- I am using the power tree (with a power of 10) to store and recalculate aggregates.
- Average is being deduced from the sum and count of the data points, or by merging (/subtracting) aggregate averages.
- For variance I am using the (slightly modified) formula:
def parallel_variance(n_a, avg_a, M2_a, n_b, avg_b, M2_b):
n = n_a + n_b
delta = avg_b - avg_a
M2 = M2_a + M2_b + delta**2 * n_a * n_b / n
var_ab = M2 / (n - 1)
return var_ab
(https://en.wikipedia.org/wiki/Algorithms_for_calculating_variance) and for subtraction its inversed form
When new data comes I only need to recalculate the new data aggregate(/s) and the spill in each tree node.
- there is new data batch that needs to squeeze in -> this causes spill on other aggregates
- the spilling aggregate gets trimmed to the previous size and the cut spill is prepended to the next aggregate
- the new agregate gets trimmed to previous size creating new spill for the next aggregate and so the cycle goes on
- When user wants to pull data i merge aggregates to the proper length and cache the result for next users.
- If the data is being processed (by recent push) i lock the mutex and wait for the data to be processed -> user needs to wait for processing to end
When user wants push, or fetch data for certain symbol async mutex for that symbol is locked to block other users from pushing, or getting unprocessed data.
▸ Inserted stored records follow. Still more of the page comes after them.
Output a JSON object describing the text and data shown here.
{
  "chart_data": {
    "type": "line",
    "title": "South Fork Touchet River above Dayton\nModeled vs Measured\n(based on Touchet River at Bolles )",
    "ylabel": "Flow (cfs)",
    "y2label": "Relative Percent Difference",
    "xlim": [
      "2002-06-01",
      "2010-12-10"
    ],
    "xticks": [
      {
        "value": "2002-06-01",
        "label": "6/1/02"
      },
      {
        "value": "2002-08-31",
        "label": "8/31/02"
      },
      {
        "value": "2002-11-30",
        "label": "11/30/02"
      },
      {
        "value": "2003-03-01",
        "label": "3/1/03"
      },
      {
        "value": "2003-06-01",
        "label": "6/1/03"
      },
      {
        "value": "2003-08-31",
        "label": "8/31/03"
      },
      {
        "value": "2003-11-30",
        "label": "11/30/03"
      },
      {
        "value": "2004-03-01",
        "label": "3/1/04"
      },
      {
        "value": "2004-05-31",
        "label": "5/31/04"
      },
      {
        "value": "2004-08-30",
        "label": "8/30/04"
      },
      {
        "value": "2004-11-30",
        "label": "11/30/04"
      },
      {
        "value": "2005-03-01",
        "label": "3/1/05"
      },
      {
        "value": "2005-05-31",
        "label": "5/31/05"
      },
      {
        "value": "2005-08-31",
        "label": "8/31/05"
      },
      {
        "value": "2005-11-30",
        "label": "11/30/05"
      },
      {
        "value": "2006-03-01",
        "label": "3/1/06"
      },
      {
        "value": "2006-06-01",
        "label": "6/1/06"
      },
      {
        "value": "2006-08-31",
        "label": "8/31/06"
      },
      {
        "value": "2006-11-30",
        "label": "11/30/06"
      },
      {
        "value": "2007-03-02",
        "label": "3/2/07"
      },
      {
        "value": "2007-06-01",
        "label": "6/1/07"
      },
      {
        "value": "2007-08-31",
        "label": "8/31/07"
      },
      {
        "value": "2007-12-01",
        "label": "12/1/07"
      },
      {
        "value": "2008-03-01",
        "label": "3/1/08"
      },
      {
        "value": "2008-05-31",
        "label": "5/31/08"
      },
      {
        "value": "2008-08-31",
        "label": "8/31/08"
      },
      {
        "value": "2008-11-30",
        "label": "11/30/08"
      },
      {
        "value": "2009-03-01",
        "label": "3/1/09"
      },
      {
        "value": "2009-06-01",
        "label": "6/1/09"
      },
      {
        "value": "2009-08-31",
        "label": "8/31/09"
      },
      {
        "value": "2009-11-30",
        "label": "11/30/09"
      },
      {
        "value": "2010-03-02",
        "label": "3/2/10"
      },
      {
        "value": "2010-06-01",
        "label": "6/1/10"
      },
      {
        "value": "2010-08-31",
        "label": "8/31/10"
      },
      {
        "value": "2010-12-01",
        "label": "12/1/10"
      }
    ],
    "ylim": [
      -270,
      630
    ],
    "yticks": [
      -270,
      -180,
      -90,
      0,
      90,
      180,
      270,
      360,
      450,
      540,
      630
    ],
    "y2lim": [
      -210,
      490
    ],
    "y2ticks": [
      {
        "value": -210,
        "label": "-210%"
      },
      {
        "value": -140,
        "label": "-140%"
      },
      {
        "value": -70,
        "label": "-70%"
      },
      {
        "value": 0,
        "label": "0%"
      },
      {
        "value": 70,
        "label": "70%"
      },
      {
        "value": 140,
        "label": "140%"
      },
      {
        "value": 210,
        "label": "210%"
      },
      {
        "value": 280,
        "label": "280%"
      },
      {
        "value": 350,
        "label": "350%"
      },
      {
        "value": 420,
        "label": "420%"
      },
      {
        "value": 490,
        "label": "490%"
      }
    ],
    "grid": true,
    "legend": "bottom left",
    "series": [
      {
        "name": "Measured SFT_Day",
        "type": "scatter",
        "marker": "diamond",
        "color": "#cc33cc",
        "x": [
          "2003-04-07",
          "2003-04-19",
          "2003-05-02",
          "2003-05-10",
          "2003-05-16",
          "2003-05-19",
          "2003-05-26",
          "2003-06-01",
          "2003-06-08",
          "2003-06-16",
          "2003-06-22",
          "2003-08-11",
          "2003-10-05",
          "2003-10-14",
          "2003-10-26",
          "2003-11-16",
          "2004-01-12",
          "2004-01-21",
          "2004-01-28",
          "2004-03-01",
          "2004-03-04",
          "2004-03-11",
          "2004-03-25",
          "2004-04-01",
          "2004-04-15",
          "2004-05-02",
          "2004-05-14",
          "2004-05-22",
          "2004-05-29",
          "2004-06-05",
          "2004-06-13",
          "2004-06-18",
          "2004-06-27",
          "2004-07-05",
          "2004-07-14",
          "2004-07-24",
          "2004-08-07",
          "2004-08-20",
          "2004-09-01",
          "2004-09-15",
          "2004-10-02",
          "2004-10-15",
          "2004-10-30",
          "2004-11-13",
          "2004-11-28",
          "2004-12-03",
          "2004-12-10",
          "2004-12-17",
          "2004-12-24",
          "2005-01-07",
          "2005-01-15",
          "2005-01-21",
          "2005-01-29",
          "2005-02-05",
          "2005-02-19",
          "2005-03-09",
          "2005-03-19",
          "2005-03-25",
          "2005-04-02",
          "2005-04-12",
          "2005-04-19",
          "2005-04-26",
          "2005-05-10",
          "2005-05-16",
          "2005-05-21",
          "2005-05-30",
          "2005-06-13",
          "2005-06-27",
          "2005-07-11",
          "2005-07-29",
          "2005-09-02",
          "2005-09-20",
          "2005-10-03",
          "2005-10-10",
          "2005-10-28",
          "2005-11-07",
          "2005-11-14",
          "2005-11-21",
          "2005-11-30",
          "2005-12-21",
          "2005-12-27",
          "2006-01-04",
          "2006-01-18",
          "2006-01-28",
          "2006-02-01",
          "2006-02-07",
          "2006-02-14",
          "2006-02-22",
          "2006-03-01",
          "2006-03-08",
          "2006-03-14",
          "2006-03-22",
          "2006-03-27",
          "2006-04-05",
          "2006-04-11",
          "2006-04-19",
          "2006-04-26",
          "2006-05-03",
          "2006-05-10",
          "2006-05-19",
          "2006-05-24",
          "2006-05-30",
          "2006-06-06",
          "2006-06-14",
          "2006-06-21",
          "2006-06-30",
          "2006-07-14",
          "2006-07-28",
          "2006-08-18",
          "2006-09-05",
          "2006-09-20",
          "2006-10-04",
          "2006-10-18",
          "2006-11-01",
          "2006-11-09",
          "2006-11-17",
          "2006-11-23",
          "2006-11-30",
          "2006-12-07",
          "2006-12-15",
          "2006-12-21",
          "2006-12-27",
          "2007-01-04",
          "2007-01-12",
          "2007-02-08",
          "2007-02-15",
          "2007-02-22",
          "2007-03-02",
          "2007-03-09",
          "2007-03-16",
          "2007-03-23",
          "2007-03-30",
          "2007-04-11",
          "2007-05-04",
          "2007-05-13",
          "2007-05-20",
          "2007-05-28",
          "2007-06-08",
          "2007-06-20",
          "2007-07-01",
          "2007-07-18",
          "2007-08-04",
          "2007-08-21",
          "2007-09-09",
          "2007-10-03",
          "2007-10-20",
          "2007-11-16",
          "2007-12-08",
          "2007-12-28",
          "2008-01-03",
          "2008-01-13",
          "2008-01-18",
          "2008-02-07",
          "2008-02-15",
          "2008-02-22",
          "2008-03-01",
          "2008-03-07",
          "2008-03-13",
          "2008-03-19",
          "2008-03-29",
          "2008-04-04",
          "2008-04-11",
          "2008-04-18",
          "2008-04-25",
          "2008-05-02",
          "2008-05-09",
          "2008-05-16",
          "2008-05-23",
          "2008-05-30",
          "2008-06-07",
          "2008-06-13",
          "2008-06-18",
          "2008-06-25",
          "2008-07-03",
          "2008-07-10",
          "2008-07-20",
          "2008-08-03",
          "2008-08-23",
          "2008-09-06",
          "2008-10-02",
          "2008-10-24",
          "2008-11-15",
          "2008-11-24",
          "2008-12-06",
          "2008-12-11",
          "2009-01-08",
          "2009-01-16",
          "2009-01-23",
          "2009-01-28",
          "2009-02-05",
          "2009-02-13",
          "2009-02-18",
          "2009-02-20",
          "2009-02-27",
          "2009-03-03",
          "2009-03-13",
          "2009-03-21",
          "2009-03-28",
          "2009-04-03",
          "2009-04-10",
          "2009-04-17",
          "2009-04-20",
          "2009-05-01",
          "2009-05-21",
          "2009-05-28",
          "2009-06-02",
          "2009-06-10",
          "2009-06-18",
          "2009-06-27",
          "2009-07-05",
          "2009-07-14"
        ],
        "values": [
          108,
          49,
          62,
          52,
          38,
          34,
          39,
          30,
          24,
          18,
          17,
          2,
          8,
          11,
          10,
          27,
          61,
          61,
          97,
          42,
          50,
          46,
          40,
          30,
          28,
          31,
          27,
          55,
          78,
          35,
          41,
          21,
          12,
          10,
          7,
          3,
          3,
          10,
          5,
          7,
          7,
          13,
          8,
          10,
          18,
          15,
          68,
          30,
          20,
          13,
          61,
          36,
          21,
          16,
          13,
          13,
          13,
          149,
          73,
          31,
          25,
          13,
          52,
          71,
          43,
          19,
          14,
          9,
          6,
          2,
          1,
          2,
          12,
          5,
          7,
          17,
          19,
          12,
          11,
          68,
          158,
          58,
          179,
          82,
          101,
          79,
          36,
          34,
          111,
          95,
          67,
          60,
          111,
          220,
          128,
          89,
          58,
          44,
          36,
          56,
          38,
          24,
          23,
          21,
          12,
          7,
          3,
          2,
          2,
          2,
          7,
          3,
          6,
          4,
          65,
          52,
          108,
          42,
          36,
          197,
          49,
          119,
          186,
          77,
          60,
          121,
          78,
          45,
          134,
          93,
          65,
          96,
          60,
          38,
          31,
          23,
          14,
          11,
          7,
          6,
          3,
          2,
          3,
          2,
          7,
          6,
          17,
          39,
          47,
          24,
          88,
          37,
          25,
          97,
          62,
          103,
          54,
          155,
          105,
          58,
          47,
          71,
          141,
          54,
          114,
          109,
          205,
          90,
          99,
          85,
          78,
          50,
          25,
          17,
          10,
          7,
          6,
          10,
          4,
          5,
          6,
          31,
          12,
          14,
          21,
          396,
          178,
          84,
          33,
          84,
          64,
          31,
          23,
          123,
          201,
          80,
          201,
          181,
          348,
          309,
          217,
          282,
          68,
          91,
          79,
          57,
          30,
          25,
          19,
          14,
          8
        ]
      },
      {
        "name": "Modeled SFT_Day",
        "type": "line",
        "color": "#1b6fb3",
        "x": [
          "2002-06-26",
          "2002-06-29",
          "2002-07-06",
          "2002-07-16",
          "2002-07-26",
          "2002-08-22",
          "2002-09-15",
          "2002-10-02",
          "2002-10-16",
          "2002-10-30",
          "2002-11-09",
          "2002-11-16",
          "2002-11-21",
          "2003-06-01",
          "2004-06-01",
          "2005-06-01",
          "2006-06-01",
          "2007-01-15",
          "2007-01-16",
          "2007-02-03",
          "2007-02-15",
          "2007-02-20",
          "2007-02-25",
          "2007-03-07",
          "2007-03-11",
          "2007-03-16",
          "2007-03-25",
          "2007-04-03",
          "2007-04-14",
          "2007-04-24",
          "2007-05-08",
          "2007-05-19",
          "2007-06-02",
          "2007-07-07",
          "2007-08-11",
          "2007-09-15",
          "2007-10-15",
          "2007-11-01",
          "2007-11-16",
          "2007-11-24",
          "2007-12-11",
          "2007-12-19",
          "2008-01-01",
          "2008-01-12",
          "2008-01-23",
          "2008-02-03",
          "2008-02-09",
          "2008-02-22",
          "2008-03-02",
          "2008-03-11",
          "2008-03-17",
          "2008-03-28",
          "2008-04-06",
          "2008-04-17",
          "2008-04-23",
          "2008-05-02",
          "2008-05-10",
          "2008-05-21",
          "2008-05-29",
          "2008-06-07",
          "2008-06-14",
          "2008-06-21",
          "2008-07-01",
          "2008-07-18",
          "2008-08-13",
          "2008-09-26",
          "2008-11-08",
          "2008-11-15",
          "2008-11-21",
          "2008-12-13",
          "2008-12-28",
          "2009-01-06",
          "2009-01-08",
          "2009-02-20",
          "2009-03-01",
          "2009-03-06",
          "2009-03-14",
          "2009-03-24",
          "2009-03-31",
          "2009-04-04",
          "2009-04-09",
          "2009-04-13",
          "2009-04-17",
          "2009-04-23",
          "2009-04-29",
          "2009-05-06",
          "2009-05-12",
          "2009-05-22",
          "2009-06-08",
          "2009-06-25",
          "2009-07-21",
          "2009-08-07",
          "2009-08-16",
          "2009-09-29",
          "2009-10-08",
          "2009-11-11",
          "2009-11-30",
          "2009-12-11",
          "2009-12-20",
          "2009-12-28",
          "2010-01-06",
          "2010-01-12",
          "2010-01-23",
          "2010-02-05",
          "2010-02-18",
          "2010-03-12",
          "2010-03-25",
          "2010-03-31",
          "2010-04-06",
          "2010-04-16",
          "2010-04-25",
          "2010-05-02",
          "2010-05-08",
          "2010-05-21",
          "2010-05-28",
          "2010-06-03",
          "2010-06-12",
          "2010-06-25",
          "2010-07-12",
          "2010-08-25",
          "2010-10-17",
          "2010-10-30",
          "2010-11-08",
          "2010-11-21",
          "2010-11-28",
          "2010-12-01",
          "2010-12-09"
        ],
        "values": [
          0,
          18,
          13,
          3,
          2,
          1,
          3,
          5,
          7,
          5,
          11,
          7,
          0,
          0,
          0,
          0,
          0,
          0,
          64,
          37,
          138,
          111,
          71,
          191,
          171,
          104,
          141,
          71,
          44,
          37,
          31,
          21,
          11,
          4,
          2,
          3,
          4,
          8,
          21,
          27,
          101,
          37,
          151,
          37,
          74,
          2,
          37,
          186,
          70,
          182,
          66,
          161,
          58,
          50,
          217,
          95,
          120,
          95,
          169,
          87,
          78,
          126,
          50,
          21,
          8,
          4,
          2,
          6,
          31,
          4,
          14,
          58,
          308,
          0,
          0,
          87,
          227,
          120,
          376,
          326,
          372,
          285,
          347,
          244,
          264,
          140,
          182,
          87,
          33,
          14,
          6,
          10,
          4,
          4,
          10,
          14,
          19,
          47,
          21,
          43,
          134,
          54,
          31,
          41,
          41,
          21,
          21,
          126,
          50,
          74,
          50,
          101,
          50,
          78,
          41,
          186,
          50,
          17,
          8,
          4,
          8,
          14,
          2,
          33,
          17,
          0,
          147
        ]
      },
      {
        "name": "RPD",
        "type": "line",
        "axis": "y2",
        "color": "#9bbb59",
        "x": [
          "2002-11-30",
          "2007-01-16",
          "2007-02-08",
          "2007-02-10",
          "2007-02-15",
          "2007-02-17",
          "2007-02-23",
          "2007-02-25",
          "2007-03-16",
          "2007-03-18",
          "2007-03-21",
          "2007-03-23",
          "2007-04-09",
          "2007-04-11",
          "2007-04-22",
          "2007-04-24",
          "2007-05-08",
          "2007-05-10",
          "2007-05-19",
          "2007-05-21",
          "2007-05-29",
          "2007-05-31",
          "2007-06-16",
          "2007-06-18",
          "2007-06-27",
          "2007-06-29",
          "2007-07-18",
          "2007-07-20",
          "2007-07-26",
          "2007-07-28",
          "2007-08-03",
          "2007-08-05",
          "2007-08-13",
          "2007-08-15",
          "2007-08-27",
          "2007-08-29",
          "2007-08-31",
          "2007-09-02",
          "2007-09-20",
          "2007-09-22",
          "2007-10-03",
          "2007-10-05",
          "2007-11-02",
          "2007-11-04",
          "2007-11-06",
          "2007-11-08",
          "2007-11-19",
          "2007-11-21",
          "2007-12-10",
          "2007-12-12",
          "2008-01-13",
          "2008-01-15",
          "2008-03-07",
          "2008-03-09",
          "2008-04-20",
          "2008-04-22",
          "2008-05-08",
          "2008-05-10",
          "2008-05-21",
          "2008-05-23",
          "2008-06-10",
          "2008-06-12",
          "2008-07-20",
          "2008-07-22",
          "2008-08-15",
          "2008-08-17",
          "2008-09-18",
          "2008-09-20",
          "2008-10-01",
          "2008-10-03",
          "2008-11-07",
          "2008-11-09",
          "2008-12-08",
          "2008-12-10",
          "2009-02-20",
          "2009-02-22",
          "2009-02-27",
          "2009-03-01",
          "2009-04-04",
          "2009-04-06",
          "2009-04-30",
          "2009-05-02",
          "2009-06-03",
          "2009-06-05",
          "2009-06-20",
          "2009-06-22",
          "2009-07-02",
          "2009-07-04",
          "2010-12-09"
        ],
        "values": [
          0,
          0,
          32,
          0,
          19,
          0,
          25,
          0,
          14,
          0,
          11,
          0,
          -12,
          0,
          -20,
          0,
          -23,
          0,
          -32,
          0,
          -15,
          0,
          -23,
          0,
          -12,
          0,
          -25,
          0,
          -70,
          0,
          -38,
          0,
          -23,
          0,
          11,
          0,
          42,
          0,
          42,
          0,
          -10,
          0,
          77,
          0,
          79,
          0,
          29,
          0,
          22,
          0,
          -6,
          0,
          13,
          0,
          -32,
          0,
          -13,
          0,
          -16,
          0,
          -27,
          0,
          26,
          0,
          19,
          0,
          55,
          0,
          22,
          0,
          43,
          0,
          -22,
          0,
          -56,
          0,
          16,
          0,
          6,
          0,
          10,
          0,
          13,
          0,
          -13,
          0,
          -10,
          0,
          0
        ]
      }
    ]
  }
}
Mutex on one symbol does not affect other symbols.
This project was estimated for 3 hours but it took around 10 (i had too much fun optimising it especially the variance), so there are some things that could be improved, but they are boring i dont think they are in so scope for the time being I will leave them as a TODO!:
- I could separate recalculate into multiple chunks (this function is quite big) and the readability suffers a bit (tradeoff for performance)
- I could run profiler to search for any additional bottlenecks
- I could add more exception handling in case of issues, but that would require more back and forth conversation.
- I could add pre-commit hook with linters and test runners
- I could add E2E tests
The project has space complexity of O(log(n))
- there is no overhead but there is additional aggregates of the power tree.
- I am using iterators to avoid shallow copying of the data
The time complexity is O(log(n)), but:
- every spill needs to be recalculated
- if min or max value of aggregate is being pushed out of its bounds, recalculation triggers
pip install poetry
poetry install --no-root
python main.py
- Swagger UI:
http://localhost:8000/docs
- ReDoc UI:
http://localhost:8000/redoc